Patrice Motsepe is a man who quite literally struck gold. In 1997, when the gold market was close to its lowest in the last three decades, he started buying gold mines at favorable prices and later founded the first South African black-owned mining company, African Rainbow Minerals. Today, he is one of seven South Africans in the list, and the only black man.
Crucial to his fortunes were also the black economic empowerment (BEE) policies that the country implemented upon its transition to a democracy from apartheid — the BEE laws required businesses to have a minimum 26% black ownership before a mining license would be granted — yet some criticism lingers on whether the benefits have been distributed fairly. Nevertheless, Motsepe is now a mining magnate, with a net worth of $2.2 billion, with investments and managerial positions that stretch across several companies.

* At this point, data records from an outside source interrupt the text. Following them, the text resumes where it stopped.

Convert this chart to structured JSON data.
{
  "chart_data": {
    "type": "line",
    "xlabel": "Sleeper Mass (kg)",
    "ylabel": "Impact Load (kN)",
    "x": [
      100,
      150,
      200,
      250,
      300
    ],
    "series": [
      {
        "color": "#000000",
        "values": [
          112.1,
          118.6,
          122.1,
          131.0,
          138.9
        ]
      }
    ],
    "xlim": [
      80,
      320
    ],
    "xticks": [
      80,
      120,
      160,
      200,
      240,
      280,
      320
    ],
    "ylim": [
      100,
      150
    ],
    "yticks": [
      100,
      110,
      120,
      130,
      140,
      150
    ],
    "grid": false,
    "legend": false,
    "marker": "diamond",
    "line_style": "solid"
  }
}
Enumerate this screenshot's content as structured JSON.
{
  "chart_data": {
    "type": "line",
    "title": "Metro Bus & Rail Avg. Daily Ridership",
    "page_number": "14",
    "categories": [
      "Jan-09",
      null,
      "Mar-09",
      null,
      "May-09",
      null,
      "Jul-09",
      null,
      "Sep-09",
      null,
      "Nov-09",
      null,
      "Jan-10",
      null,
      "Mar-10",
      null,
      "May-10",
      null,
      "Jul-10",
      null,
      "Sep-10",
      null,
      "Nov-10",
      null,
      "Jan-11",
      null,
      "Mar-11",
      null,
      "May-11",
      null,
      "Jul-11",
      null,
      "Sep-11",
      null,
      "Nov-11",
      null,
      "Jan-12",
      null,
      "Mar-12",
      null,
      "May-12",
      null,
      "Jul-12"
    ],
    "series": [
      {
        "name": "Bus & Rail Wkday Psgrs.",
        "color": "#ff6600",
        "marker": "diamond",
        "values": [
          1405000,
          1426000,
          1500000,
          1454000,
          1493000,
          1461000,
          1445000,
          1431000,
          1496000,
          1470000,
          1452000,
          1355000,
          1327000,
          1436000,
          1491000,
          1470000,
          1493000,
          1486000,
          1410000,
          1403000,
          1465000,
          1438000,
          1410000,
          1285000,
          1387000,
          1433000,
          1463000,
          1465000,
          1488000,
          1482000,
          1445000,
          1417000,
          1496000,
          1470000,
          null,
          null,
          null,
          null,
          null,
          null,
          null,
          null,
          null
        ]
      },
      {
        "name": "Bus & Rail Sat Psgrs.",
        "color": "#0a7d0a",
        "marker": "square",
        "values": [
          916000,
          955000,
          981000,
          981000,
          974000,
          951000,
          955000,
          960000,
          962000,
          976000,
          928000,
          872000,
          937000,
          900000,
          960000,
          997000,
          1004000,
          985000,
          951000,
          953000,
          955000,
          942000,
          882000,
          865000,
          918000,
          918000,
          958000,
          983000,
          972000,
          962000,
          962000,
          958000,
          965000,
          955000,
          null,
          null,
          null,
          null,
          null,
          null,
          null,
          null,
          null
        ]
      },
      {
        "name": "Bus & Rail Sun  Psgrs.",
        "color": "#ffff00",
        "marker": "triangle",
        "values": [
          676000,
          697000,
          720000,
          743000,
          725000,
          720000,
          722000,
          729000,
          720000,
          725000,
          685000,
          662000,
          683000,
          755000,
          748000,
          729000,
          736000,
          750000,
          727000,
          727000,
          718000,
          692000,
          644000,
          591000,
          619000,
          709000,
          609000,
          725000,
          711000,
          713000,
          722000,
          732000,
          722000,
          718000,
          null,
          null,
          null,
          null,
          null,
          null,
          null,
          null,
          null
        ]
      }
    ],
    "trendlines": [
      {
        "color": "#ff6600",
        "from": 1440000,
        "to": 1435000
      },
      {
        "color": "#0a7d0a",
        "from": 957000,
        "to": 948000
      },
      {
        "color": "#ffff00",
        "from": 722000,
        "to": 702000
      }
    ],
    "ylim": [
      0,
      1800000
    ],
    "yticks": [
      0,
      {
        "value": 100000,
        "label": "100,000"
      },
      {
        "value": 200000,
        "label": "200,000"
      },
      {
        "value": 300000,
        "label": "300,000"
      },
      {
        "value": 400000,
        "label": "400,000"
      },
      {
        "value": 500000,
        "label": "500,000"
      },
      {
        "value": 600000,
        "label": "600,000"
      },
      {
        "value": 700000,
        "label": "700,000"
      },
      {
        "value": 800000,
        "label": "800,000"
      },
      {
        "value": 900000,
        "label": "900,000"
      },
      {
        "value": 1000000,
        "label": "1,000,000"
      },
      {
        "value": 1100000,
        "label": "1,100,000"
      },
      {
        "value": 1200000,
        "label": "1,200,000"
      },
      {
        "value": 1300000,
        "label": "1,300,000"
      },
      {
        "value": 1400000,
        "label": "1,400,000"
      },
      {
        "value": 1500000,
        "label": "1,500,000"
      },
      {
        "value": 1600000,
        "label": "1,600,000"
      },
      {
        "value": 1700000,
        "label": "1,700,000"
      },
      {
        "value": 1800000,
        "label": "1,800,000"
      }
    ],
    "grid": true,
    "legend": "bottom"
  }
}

Here are seven key facts about his life:
1.) His name, Patrice, is a homage to Patrice Lumumba, the first elected Prime Minister of the Democratic Republic of Congo.
— Lumumba played a crucial role in the country’s path to independence from Belgium, and was executed in 1961 following a coup that deposed his government.
2.) In 2013, Motsepe donated half his wealth to charity, a move inspired by the actions of Bill Gates and Warren Buffet, who have long been encouraging billionaires to distribute their wealth.
3.) He is the owner of Mamelodi Sundowns, a Pretoria-based football team that’s nicknamed The Brazilians, in reference to the yellow and blue uniforms that echo those of Brazil’s national team.
4.) Motsepe is currently the 847th richest person in the world according to Forbes magazine, with a net worth of $2.2 billion.
5.) He abides to the South African philosophy of Ubuntu, meaning “I am because you are,” which expresses an idea of connectedness.
6.) He started working at an early age, during school holidays, in his father’s Spaza shop, a type of convenience store popular in South Africa.
7.) He has blue blood: he is a prince in a clan of the Tswana ethnic group, one of the largest black minorities of South Africa, where the Tswana language is also one of the eleven official idioms.